Off-canvas flyout menu, the term is – the sidebar in a site that slides in from one side when you place the cursor over it, tap on it or simply, swipe over it.

With almost all features of a computer and even more, now being included in hi-tech smartphones, older desktops and laptops are turning into mere office-materials. The Internet is being surfed more on phones than on large screens. As such, designers are focusing more on content choreography suited exclusively for smartphones. The motive, of course, is to maintain a lot of content, show what’s most important and hide additional information to be visible only when needed. And, what else can serve this purpose better than an off-canvas navigation pattern?

Why did this feature become so celebrated?

Because, like bigger screens, the concept of browser windows is also on the verge of extinction. Well, kind of.
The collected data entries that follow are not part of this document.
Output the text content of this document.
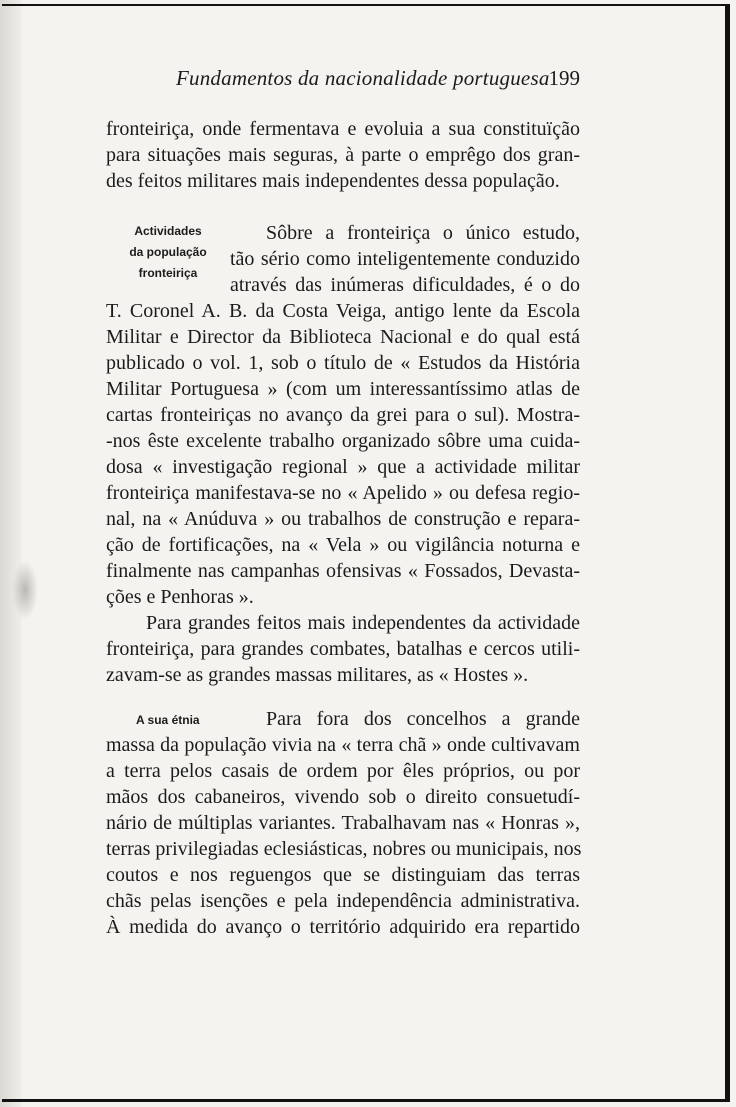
Fundamentos da nacionalidade portuguesa
199
fronteiriça, onde fermentava e evoluia a sua constituïção
para situações mais seguras, à parte o emprêgo dos gran-
des feitos militares mais independentes dessa população.
Actividades
da população
fronteiriça
Sôbre a fronteiriça o único estudo,
tão sério como inteligentemente conduzido
através das inúmeras dificuldades, é o do
T. Coronel A. B. da Costa Veiga, antigo lente da Escola
Militar e Director da Biblioteca Nacional e do qual está
publicado o vol. 1, sob o título de « Estudos da História
Militar Portuguesa » (com um interessantíssimo atlas de
cartas fronteiriças no avanço da grei para o sul). Mostra-
-nos êste excelente trabalho organizado sôbre uma cuida-
dosa « investigação regional » que a actividade militar
fronteiriça manifestava-se no « Apelido » ou defesa regio-
nal, na « Anúduva » ou trabalhos de construção e repara-
ção de fortificações, na « Vela » ou vigilância noturna e
finalmente nas campanhas ofensivas « Fossados, Devasta-
ções e Penhoras ».
Para grandes feitos mais independentes da actividade
fronteiriça, para grandes combates, batalhas e cercos utili-
zavam-se as grandes massas militares, as « Hostes ».
A sua étnia	Para fora dos concelhos a grande
massa da população vivia na « terra chã » onde cultivavam
a terra pelos casais de ordem por êles próprios, ou por
mãos dos cabaneiros, vivendo sob o direito consuetudí-
nário de múltiplas variantes. Trabalhavam nas « Honras »,
terras privilegiadas eclesiásticas, nobres ou municipais, nos
coutos e nos reguengos que se distinguiam das terras
chãs pelas isenções e pela independência administrativa.
À medida do avanço o território adquirido era repartido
Every site is going pageless these days. So, there is more content in just one page without the end user having to shift his position in a site to look for information. This is undoubtedly a disadvantage as pageless websites have more space constraint and are long scrolling. But, with an off-canvas menu, this issue can be resolved with ease. The concept of windows gone, the trend of complex prototyping gone, there isn’t any reason why off-canvas navigation should not be so popular.

Who is the pioneer?

Facebook – the social media king.

Zuckerburg leads a rare, brilliant team, which always braves to think out of the box and go beyond the norms. It is only the immense efforts of this team that has made the social media platform so rich, famous and well choreographed.

So, when the site had met with a certain problem of long, content-rich navigation menu on mobile screens, the diligent team jumped into immediate action, solving the issue with the novel concept of using off-canvas pattern.

Would you, designers, opt for this feature now?

Off-canvas menus give us the liberty to get back to where we were on a site. It’s a spot saver and perhaps the best way to maintain the content of any mobile site. Show what’s required, hide the rest and never lose your way in a website – that’s how it works.

Yes, it is a complex process and prototype. But, as long as it makes the interaction smooth and end user happy, you, dear designer, should definitely, wholeheartedly give it a shot.